Quei racconti che sono tutto un Ti Rendi Conto?!

23 Nov 20 | Meccanismi psicologici

Esiste una formula colloquiale che ho imparato ad usare con parsimonia e a diffidarne quando abbonda nei discorsi altrui.

E’ una formula che normalmente arriva al termine di un crescendo di indignazione; segue una retta che non ha nessuna intenzione di diventare cerchio e che si interrompe ad un certo punto con un “Ma ti rendi conto?!”

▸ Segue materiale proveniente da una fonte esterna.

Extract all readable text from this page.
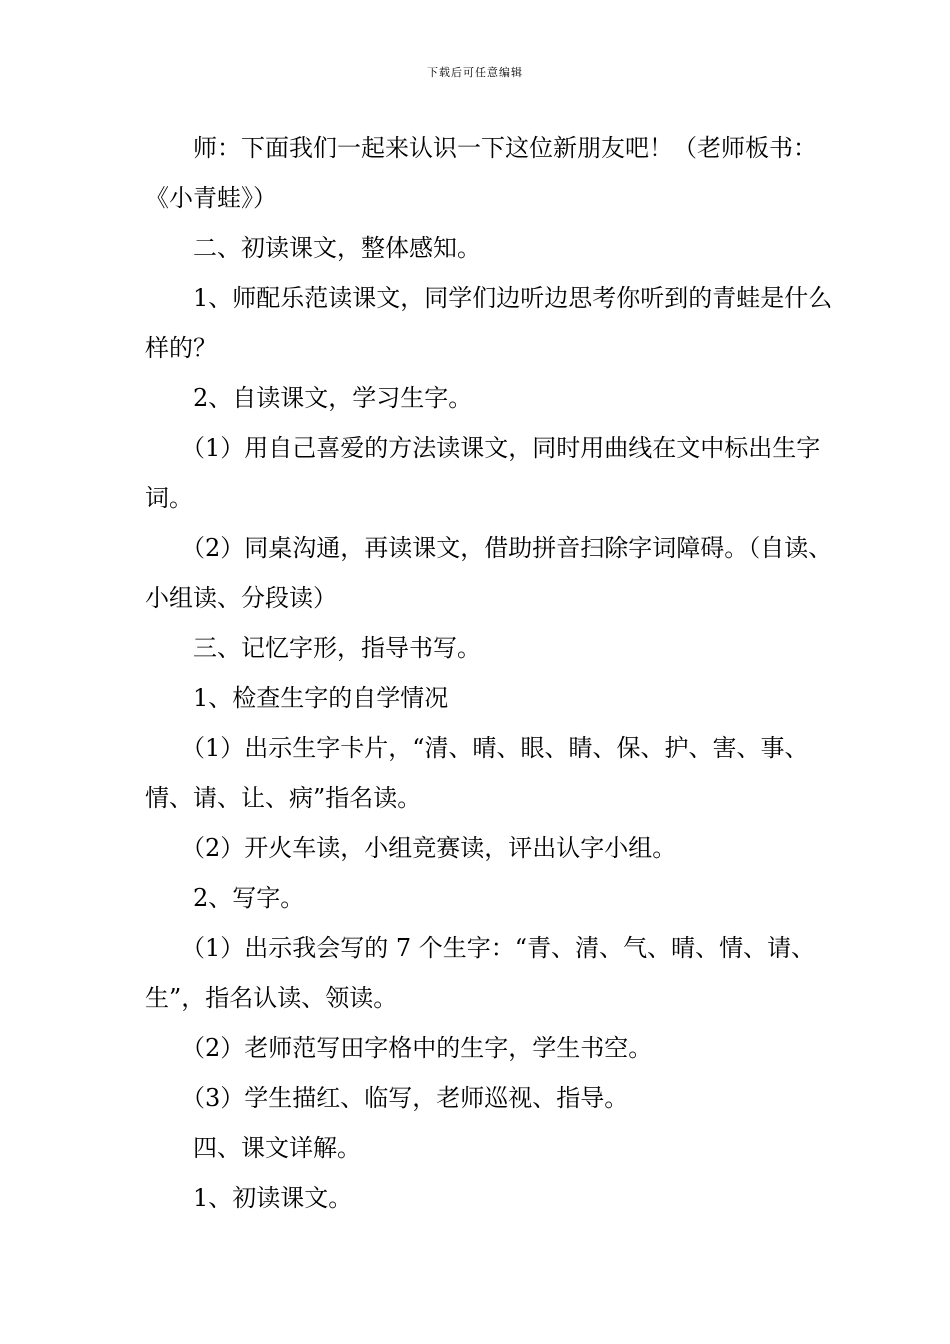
下载后可任意编辑

师：下面我们一起来认识一下这位新朋友吧！（老师板书：《小青蛙》）

二、初读课文，整体感知。

1、师配乐范读课文，同学们边听边思考你听到的青蛙是什么样的？

2、自读课文，学习生字。

（1）用自己喜爱的方法读课文，同时用曲线在文中标出生字词。

（2）同桌沟通，再读课文，借助拼音扫除字词障碍。（自读、小组读、分段读）

三、记忆字形，指导书写。

1、检查生字的自学情况

（1）出示生字卡片，“清、晴、眼、睛、保、护、害、事、情、请、让、病”指名读。

（2）开火车读，小组竞赛读，评出认字小组。

2、写字。

（1）出示我会写的 7 个生字：“青、清、气、晴、情、请、生”，指名认读、领读。

（2）老师范写田字格中的生字，学生书空。

（3）学生描红、临写，老师巡视、指导。

四、课文详解。

1、初读课文。
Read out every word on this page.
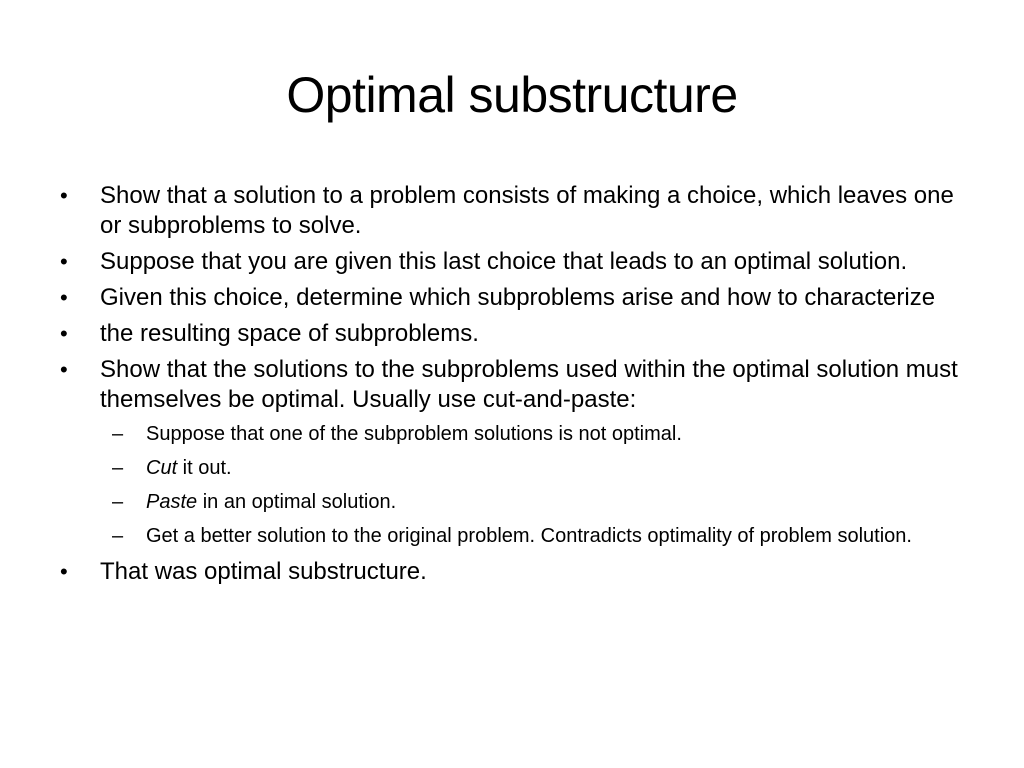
Optimal substructure
•	Show that a solution to a problem consists of making a choice, which leaves one or subproblems to solve.
•	Suppose that you are given this last choice that leads to an optimal solution.
•	Given this choice, determine which subproblems arise and how to characterize
•	the resulting space of subproblems.
•	Show that the solutions to the subproblems used within the optimal solution must themselves be optimal. Usually use cut-and-paste:
– Suppose that one of the subproblem solutions is not optimal.
– Cut it out.
– Paste in an optimal solution.
– Get a better solution to the original problem. Contradicts optimality of problem solution.
•	That was optimal substructure.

E’ piuttosto comune aspettarsi, da quella che suona come una grande premessa, una chiosa capace di dare una morale che colleghi ad una decisione o anche solo ad uno stato d’animo; un finale insomma che leghi l’inizio alla fine. Eppure nei racconti costruiti “Per far rendere conto di qualcosa a qualcuno” questo collegamento spesso manca perché il finale è rappresentato da chi ascolta.

Spiego meglio: il destinatario di quel surplus emotivo è chi, con un ascolto interessato, immagazzina indignazione, rabbia, impotenza del narratore e rimane con il cerino in mano a non sapere che farsene perché la persona che l’ha acceso, il cerino, e che dovrebbe decidere a cosa dare fuoco – metaforicamente si intende – l’ha spento nel momento in cui l’ha passato all’altro.

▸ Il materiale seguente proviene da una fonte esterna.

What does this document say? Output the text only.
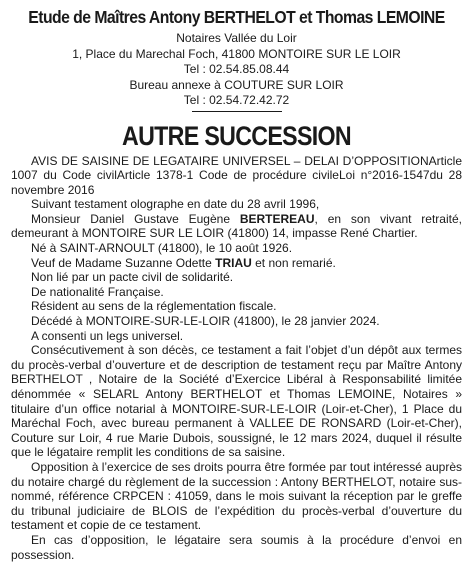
Etude de Maîtres Antony BERTHELOT et Thomas LEMOINE
Notaires Vallée du Loir
1, Place du Marechal Foch, 41800 MONTOIRE SUR LE LOIR
Tel : 02.54.85.08.44
Bureau annexe à COUTURE SUR LOIR
Tel : 02.54.72.42.72
AUTRE SUCCESSION

AVIS DE SAISINE DE LEGATAIRE UNIVERSEL – DELAI D’OPPOSITIONArticle 1007 du Code civilArticle 1378-1 Code de procédure civileLoi n°2016-1547du 28 novembre 2016

Suivant testament olographe en date du 28 avril 1996,

Monsieur Daniel Gustave Eugène BERTEREAU, en son vivant retraité, demeurant à MONTOIRE SUR LE LOIR (41800) 14, impasse René Chartier.

Né à SAINT-ARNOULT (41800), le 10 août 1926.

Veuf de Madame Suzanne Odette TRIAU et non remarié.

Non lié par un pacte civil de solidarité.

De nationalité Française.

Résident au sens de la réglementation fiscale.

Décédé à MONTOIRE-SUR-LE-LOIR (41800), le 28 janvier 2024.

A consenti un legs universel.

Consécutivement à son décès, ce testament a fait l’objet d’un dépôt aux termes du procès-verbal d’ouverture et de description de testament reçu par Maître Antony BERTHELOT , Notaire de la Société d’Exercice Libéral à Responsabilité limitée dénommée « SELARL Antony BERTHELOT et Thomas LEMOINE, Notaires » titulaire d’un office notarial à MONTOIRE-SUR-LE-LOIR (Loir-et-Cher), 1 Place du Maréchal Foch, avec bureau permanent à VALLEE DE RONSARD (Loir-et-Cher), Couture sur Loir, 4 rue Marie Dubois, soussigné, le 12 mars 2024, duquel il résulte que le légataire remplit les conditions de sa saisine.

Opposition à l’exercice de ses droits pourra être formée par tout intéressé auprès du notaire chargé du règlement de la succession : Antony BERTHELOT, notaire sus-nommé, référence CRPCEN : 41059, dans le mois suivant la réception par le greffe du tribunal judiciaire de BLOIS de l’expédition du procès-verbal d’ouverture du testament et copie de ce testament.

En cas d’opposition, le légataire sera soumis à la procédure d’envoi en possession.
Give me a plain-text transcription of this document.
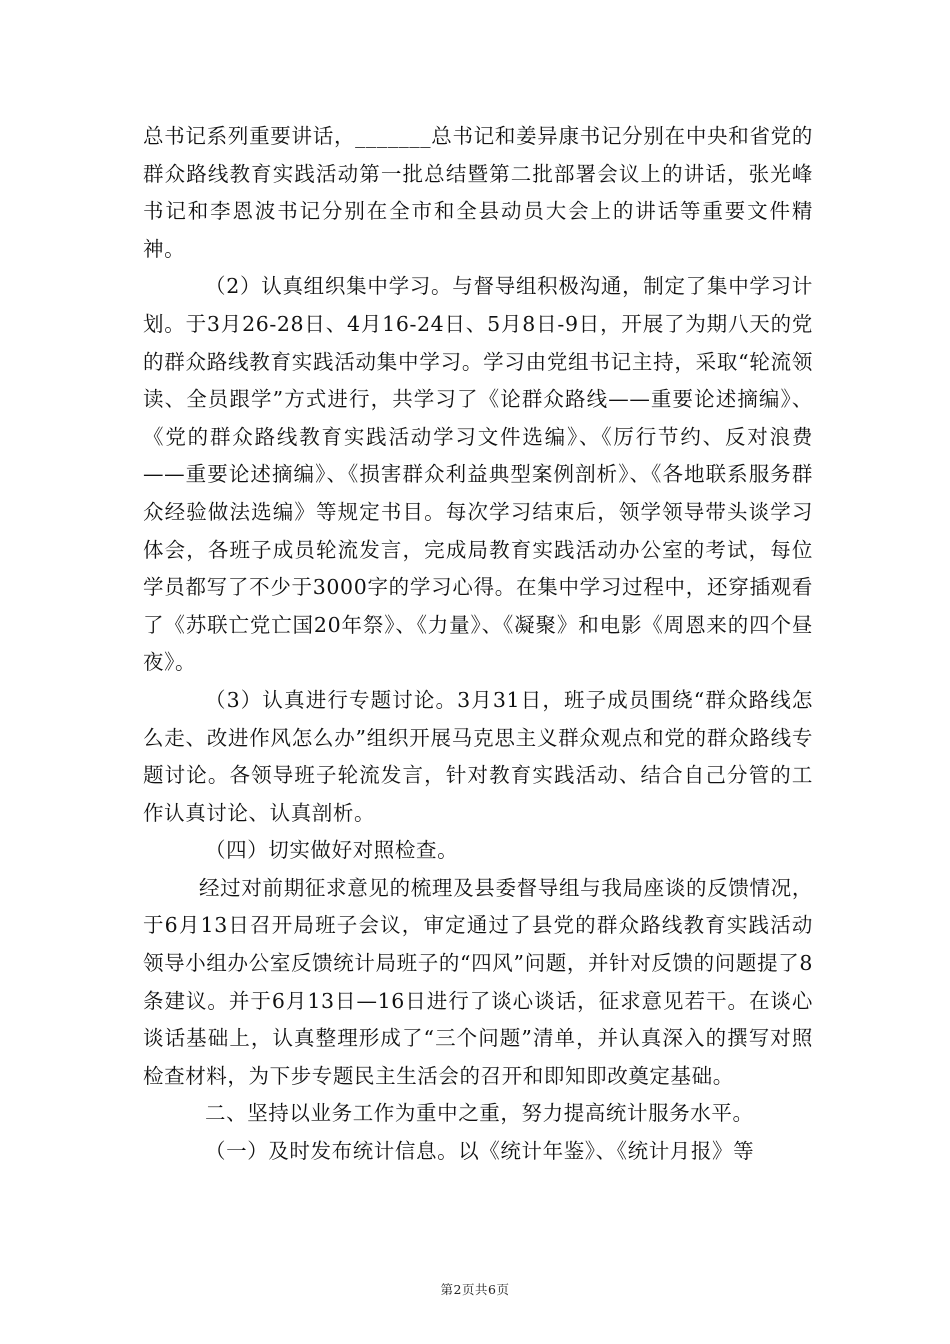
总书记系列重要讲话，_______总书记和姜异康书记分别在中央和省党的群众路线教育实践活动第一批总结暨第二批部署会议上的讲话，张光峰书记和李恩波书记分别在全市和全县动员大会上的讲话等重要文件精神。

（2）认真组织集中学习。与督导组积极沟通，制定了集中学习计划。于3月26-28日、4月16-24日、5月8日-9日，开展了为期八天的党的群众路线教育实践活动集中学习。学习由党组书记主持，采取“轮流领读、全员跟学”方式进行，共学习了《论群众路线——重要论述摘编》、《党的群众路线教育实践活动学习文件选编》、《厉行节约、反对浪费——重要论述摘编》、《损害群众利益典型案例剖析》、《各地联系服务群众经验做法选编》等规定书目。每次学习结束后，领学领导带头谈学习体会，各班子成员轮流发言，完成局教育实践活动办公室的考试，每位学员都写了不少于3000字的学习心得。在集中学习过程中，还穿插观看了《苏联亡党亡国20年祭》、《力量》、《凝聚》和电影《周恩来的四个昼夜》。

（3）认真进行专题讨论。3月31日，班子成员围绕“群众路线怎么走、改进作风怎么办”组织开展马克思主义群众观点和党的群众路线专题讨论。各领导班子轮流发言，针对教育实践活动、结合自己分管的工作认真讨论、认真剖析。

（四）切实做好对照检查。

经过对前期征求意见的梳理及县委督导组与我局座谈的反馈情况，于6月13日召开局班子会议，审定通过了县党的群众路线教育实践活动领导小组办公室反馈统计局班子的“四风”问题，并针对反馈的问题提了8条建议。并于6月13日—16日进行了谈心谈话，征求意见若干。在谈心谈话基础上，认真整理形成了“三个问题”清单，并认真深入的撰写对照检查材料，为下步专题民主生活会的召开和即知即改奠定基础。

二、坚持以业务工作为重中之重，努力提高统计服务水平。

（一）及时发布统计信息。以《统计年鉴》、《统计月报》等

第2页共6页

Il suo cerino si è spento e quello dell’interlocutore è rimasto acceso, senza che lui o lei sappia che farsene perché la persona che gli ha fatto dono (si fa per dire) di quella condivisione non aveva in mente di fare nulla tranne indignare anche lui e farlo sentire nello stesso modo.

Ed è grazie al fatto che ha trasferito all’altro la sua esasperazione che ha ritrovato un po’ di equilibrio.

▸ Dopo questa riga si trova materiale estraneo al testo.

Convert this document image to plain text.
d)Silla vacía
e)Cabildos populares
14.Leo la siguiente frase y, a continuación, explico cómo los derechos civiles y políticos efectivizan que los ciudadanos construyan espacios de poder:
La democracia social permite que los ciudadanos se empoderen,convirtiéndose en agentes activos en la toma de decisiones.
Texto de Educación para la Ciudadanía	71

Ho imparato a diffidare del Ti rendi conto perché raramente quel genere di sfogo cerca un confronto e tutte le soluzioni che si è naturalmente portati a cercare e a proporre per aiutare tornano facilmente al mittente.

Non è di soluzioni che va in cerca chi punta tutto sul Ti rendi conto, ma di ascolto e sollievo.
Ti dico che ho bisogno del tuo consiglio o di un aiuto a capire ma in realtà ho bisogno che ti senti anche tu come mi sento io per sentirmi meno solo a provare quello che provo.

Quando nel racconto sentiamo il bisogno di indignare, o preoccupare o allarmare gli altri c’è qualcosa che dentro di noi non ci sta. Un troppo pieno che ha bisogno di un contenimento.

Rendersi conto, letteralmente,  significa accorgersi, capire, prendere coscienza di qualcosa.

E allora quando qualcuno ci chiede se ci rendiamo conto ci sta in realtà chiedendo di portarci un po’ del suo peso e di aiutarlo a renderlo più pensabile.

Se pronuncio il ti rendi conto c’è davvero qualcosa di cui non mi rendo conto, ma non riguarda la persona o l’evento di cui sto parlando. Riguarda me. C’è qualcosa in quello che provo a cui non riesco a dare parole.

Quando in psicoterapia capita questo, tra paziente e terapeuta, quest’ultimo usa quello prova, senza ignorarlo o farsi ingaggiare in imprese impossibili e lo restituisce all’altro;  dice a voce alta quello che prova. Quello a cui si ambisce con questo scambio non è togliere il carico, ma renderlo sostenibile abbastanza a lungo da dargli nome e forma.

Tutto cambia quando si racconta lo stesso episodio con un Ti vorrei raccontare una cosa che mi ha fatto molto arrabbiare, indignare, sentire impotente, frustrato, interdetto…

Nominare i troppo pieni emotivi ha senso più di cercare tante soluzioni. Quelle vengono da sé se sappiamo stare abbastanza a lungo nel sentimento che proviamo senza neutralizzarlo facendolo provare ad altri.

Che, se a rendersi conto, togliamo il -si finale e mettiamo una e, diventa rendere conto.

E cambia tutto. Rendere conto di quello che proviamo è molto più complesso, ma infinitamente più trasformativo. Perché stare in contatto con i nostri sentimenti, anche quelli scomodi fa riflettere e, per prendere in prestito una frase dello scrittore Daniel Pennac, “A forza di riflettere, si finisce per arrivare a una conclusione. A forza di giungere a una conclusione, succede che si prende una decisione. E una volta presa la decisione, succede che si agisce per davvero.”